The Peace of Westphalia was hard won and it took centuries to accomplish. But the whole edifice is quickly being destroyed.

Image: SlideShare


The Mound of Sound said...

The inherent strength and frailties of the nation state were discounted, if not overlooked, by Reagan, Thatcher and Mulroney when they instituted neoliberal globalism on the strength of the economic beliefs of Hayek and Friedman. They freely handed the corporate sector the handcuffs and the keys by which their populations were shackled over the past forty years. Countries such as the United States even gratuitously surrendered the state monopoly on organized violence to "contractors," the term chosen to describe corporate, for profit, warfighting.

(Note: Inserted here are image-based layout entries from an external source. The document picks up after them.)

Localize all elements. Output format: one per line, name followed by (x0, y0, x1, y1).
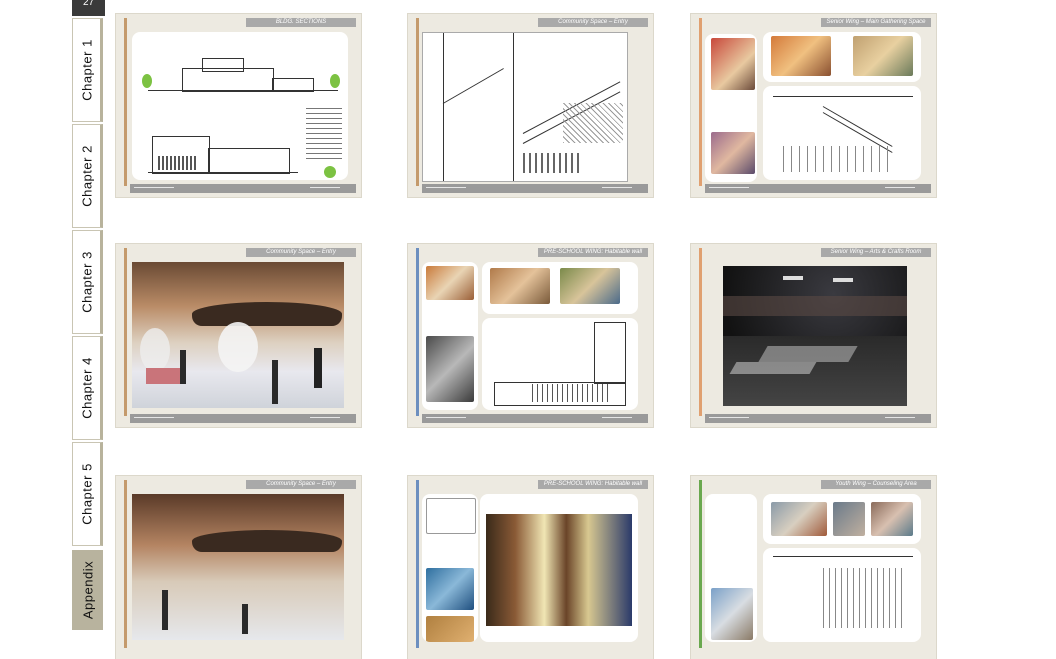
slide-title: BLDG. SECTIONS (246, 18, 356, 27)
tab-label: Chapter 2 (79, 145, 94, 207)
slide-thumbnail[interactable]: Senior Wing – Main Gathering Space (691, 14, 936, 197)
slide-thumbnail[interactable]: Senior Wing – Arts & Crafts Room (691, 244, 936, 427)
tab-chapter-3[interactable]: Chapter 3 (72, 230, 103, 334)
slide-title: Senior Wing – Arts & Crafts Room (821, 248, 931, 257)
accent-stripe (124, 248, 127, 416)
section-drawing (132, 32, 348, 180)
tab-label: Chapter 3 (79, 251, 94, 313)
photo-strip (482, 262, 638, 314)
chapter-tabs: 27 Chapter 1 Chapter 2 Chapter 3 Chapter… (72, 0, 105, 630)
entry-render (132, 262, 344, 408)
entry-sketch (422, 32, 628, 182)
accent-stripe (124, 18, 127, 186)
slide-thumbnail[interactable]: PRE-SCHOOL WING: Habitable wall (408, 244, 653, 427)
page-number-badge: 27 (72, 0, 105, 16)
slide-footer (422, 184, 648, 193)
slide-title: PRE-SCHOOL WING: Habitable wall (538, 248, 648, 257)
tab-label: Chapter 5 (79, 463, 94, 525)
accent-stripe (124, 480, 127, 648)
accent-stripe (699, 480, 702, 648)
tab-label: Chapter 1 (79, 39, 94, 101)
tab-chapter-2[interactable]: Chapter 2 (72, 124, 103, 228)
interior-sketch (763, 548, 921, 642)
slide-thumbnail[interactable]: PRE-SCHOOL WING: Habitable wall (408, 476, 653, 659)
photo-column (422, 262, 478, 410)
slide-footer (422, 414, 648, 423)
photo-strip (763, 494, 921, 544)
slide-thumbnail[interactable]: Community Space – Entry (116, 476, 361, 659)
slide-title: Youth Wing – Counseling Area (821, 480, 931, 489)
habitable-wall-render (480, 494, 638, 642)
accent-stripe (416, 248, 419, 416)
photo-column (422, 494, 478, 642)
tab-chapter-5[interactable]: Chapter 5 (72, 442, 103, 546)
accent-stripe (416, 18, 419, 186)
tab-chapter-4[interactable]: Chapter 4 (72, 336, 103, 440)
accent-stripe (699, 248, 702, 416)
slide-footer (705, 184, 931, 193)
photo-column (705, 494, 757, 642)
slide-footer (705, 414, 931, 423)
slide-footer (130, 184, 356, 193)
photo-column (705, 34, 757, 182)
photo-strip (763, 32, 921, 82)
slide-footer (130, 414, 356, 423)
slide-title: PRE-SCHOOL WING: Habitable wall (538, 480, 648, 489)
elevation-sketch (482, 318, 638, 410)
tab-chapter-1[interactable]: Chapter 1 (72, 18, 103, 122)
entry-render (132, 494, 344, 640)
slide-title: Community Space – Entry (538, 18, 648, 27)
slide-title: Senior Wing – Main Gathering Space (821, 18, 931, 27)
tab-label: Chapter 4 (79, 357, 94, 419)
slide-title: Community Space – Entry (246, 248, 356, 257)
accent-stripe (699, 18, 702, 186)
accent-stripe (416, 480, 419, 648)
slide-thumbnail[interactable]: Community Space – Entry (408, 14, 653, 197)
slide-thumbnail[interactable]: Youth Wing – Counseling Area (691, 476, 936, 659)
interior-sketch (763, 86, 921, 180)
slide-title: Community Space – Entry (246, 480, 356, 489)
arts-room-render (723, 266, 907, 406)
tab-appendix[interactable]: Appendix (72, 550, 103, 630)
slide-thumbnail[interactable]: BLDG. SECTIONS (116, 14, 361, 197)
tab-label: Appendix (80, 560, 95, 620)
slide-thumbnail[interactable]: Community Space – Entry (116, 244, 361, 427)
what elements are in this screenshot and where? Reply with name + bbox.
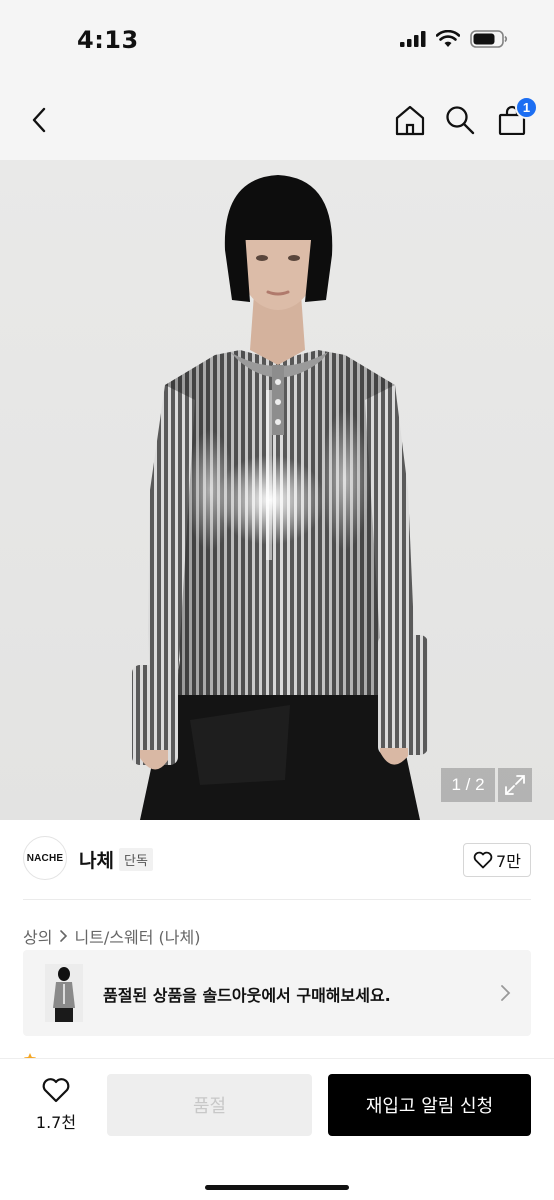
bottom-action-bar: 1.7천 품절 재입고 알림 신청 — [0, 1058, 554, 1200]
chevron-right-icon — [60, 930, 68, 942]
signal-icon — [400, 31, 426, 47]
soldout-banner[interactable]: 품절된 상품을 솔드아웃에서 구매해보세요. — [23, 950, 531, 1036]
heart-icon — [42, 1078, 70, 1103]
nav-bar: 1 — [0, 80, 554, 160]
banner-thumbnail — [45, 964, 83, 1022]
heart-icon — [473, 851, 493, 869]
chevron-left-icon — [32, 107, 46, 133]
brand-row: NACHE 나체 단독 7만 — [23, 836, 531, 884]
exclusive-badge: 단독 — [119, 848, 153, 871]
search-button[interactable] — [440, 100, 480, 140]
home-button[interactable] — [390, 100, 430, 140]
status-bar: 4:13 — [0, 0, 554, 80]
search-icon — [446, 106, 475, 135]
home-indicator — [205, 1185, 349, 1190]
battery-icon — [470, 30, 508, 48]
back-button[interactable] — [20, 100, 60, 140]
banner-text: 품절된 상품을 솔드아웃에서 구매해보세요. — [103, 986, 391, 1005]
expand-image-button[interactable] — [498, 768, 532, 802]
product-photo — [132, 175, 428, 820]
home-icon — [395, 105, 425, 136]
wifi-icon — [436, 30, 460, 47]
breadcrumb-category[interactable]: 상의 — [23, 924, 52, 948]
status-icons — [400, 30, 508, 48]
chevron-right-icon — [501, 985, 511, 1001]
soldout-button: 품절 — [107, 1074, 312, 1136]
cart-button[interactable]: 1 — [492, 96, 538, 140]
image-counter: 1 / 2 — [441, 768, 495, 802]
wishlist-count: 1.7천 — [35, 1113, 77, 1132]
status-time: 4:13 — [77, 26, 139, 54]
brand-logo[interactable]: NACHE — [23, 836, 67, 880]
breadcrumb-subcategory[interactable]: 니트/스웨터 (나체) — [74, 924, 200, 948]
brand-like-button[interactable]: 7만 — [463, 843, 531, 877]
wishlist-button[interactable]: 1.7천 — [30, 1077, 82, 1137]
breadcrumb: 상의 니트/스웨터 (나체) — [23, 924, 200, 948]
brand-like-count: 7만 — [496, 852, 521, 871]
cart-badge: 1 — [515, 96, 538, 119]
brand-name[interactable]: 나체 — [79, 846, 114, 873]
divider — [23, 899, 531, 900]
product-image[interactable] — [0, 160, 554, 820]
expand-icon — [505, 775, 525, 795]
restock-alert-button[interactable]: 재입고 알림 신청 — [328, 1074, 531, 1136]
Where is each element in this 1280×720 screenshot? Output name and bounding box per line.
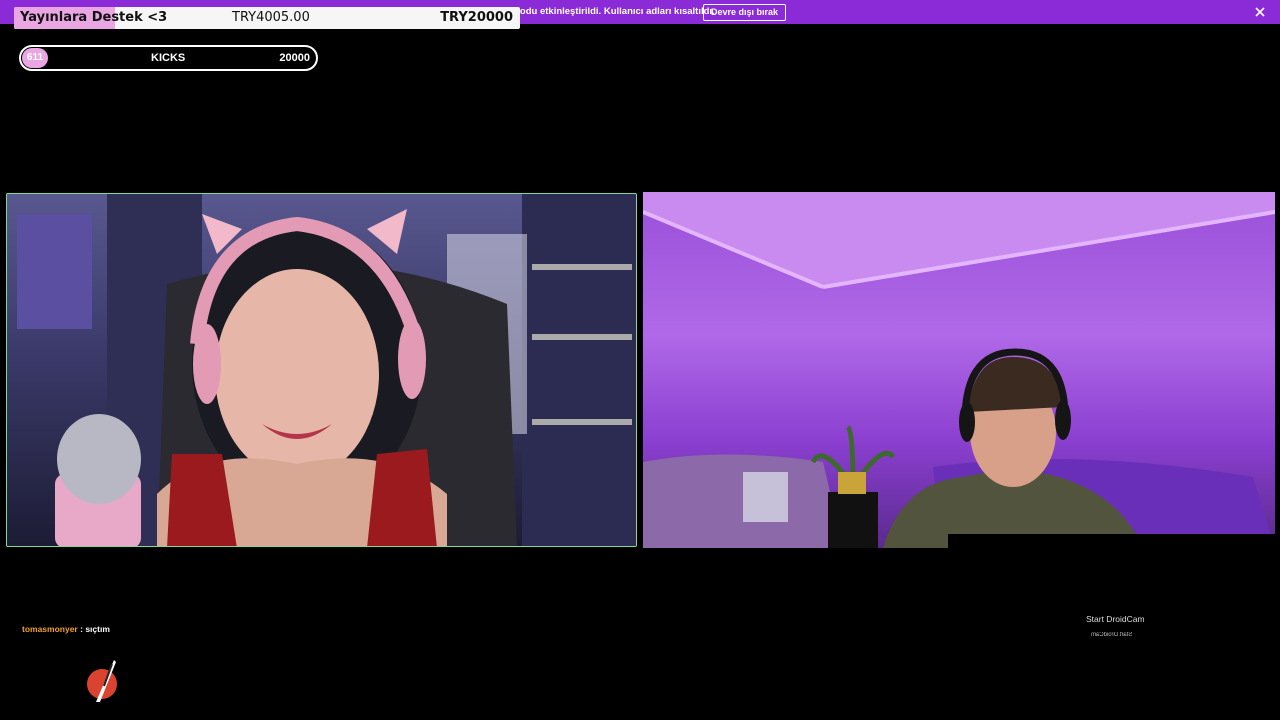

The "thirty year war" is back in the guise of wars without end in which the state monopoly and sovereignty has degraded and allowed the rebirth of sectarian and religious regimes expressed in warlordism and tribalism. The experts have coined a term for this modern variety of conflict, "new war." This is the arrival of mixed conflict of state actors (local and foreign allies), quasi-state actors (militias, etc.), and non-state actors (rebels, insurgents, and a broad range of criminal organizations). Players come and players go, perhaps to return but not always on the same side they previously left. It is said that, in Afghanistan, there is not a warlord who has not at some point been allied with and at war with every other. Alliances shift, objectives change to meet the latest circumstance. Consider NATO. The Atlantic alliance was in Afghanistan, then it was out and now the Americans are trying to cajole the membership to return.

Look at the chaos. The Americans support Shiite forces in one conflict and Sunni forces elsewhere, refusing to acknowledge that the conflicts across the Middle East are primarily religious, the struggle between Sunni and Shiite Islam. The Americans consider Iran the evildoer when all recent terrorist attacks on the West - the embassy bombings, the attack on the USS Cole, the World Trade Center parkade bombing, the 9/11 attacks on the World Trade Center and the Pentagon, every terrorist outrage on major European capitals and other cities, the terrorist network of al Qaeda, al Nusra, ISIS are all tied solely to the radical Sunni religion of Saudi Arabia. The 9/11 attackers were Saudi and Yemeni nationals, every man jack a Sunni. America, Britain and Canada arm the Saudis to the teeth and look the other way as Saudi jets devastate the Houthi towns in Yemen whose men are daily fighting al Qaeda and ISIS insurgents in their country. We're supporting the guys who are slaughtering the people of the guys who are fighting al Qaeda and ISIS. Nothing remotely incoherent in that, is there?

I wonder if part of our problem is that the neoliberal order is tailored to technocratic rule, government by administrators and petit fonctionnaires, devoid of any meaningful skills in statesmanship. How many of today's crop of leaders have distinguished themselves with their skills as statesmen? Pull up the latest G20 group photo and see who you can pick out of that motley crowd. Yet statesmanship is the lifeblood of the Westphalian state which goes a long way to explaining its collapse today.

Dana said...

The undertow of anthropogenic climate change is anthropogenic civilizational change. We're just not a sufficiently mature species to manage or adapt to either.

Owen Gray said...

Statesmanship, Mound? The kind that was practiced by Lester Pearson and others of his generation? A quaint notion -- from a bygone time.

Owen Gray said...

So we rummage around like moles, Dana, in the dark -- looking for an escape.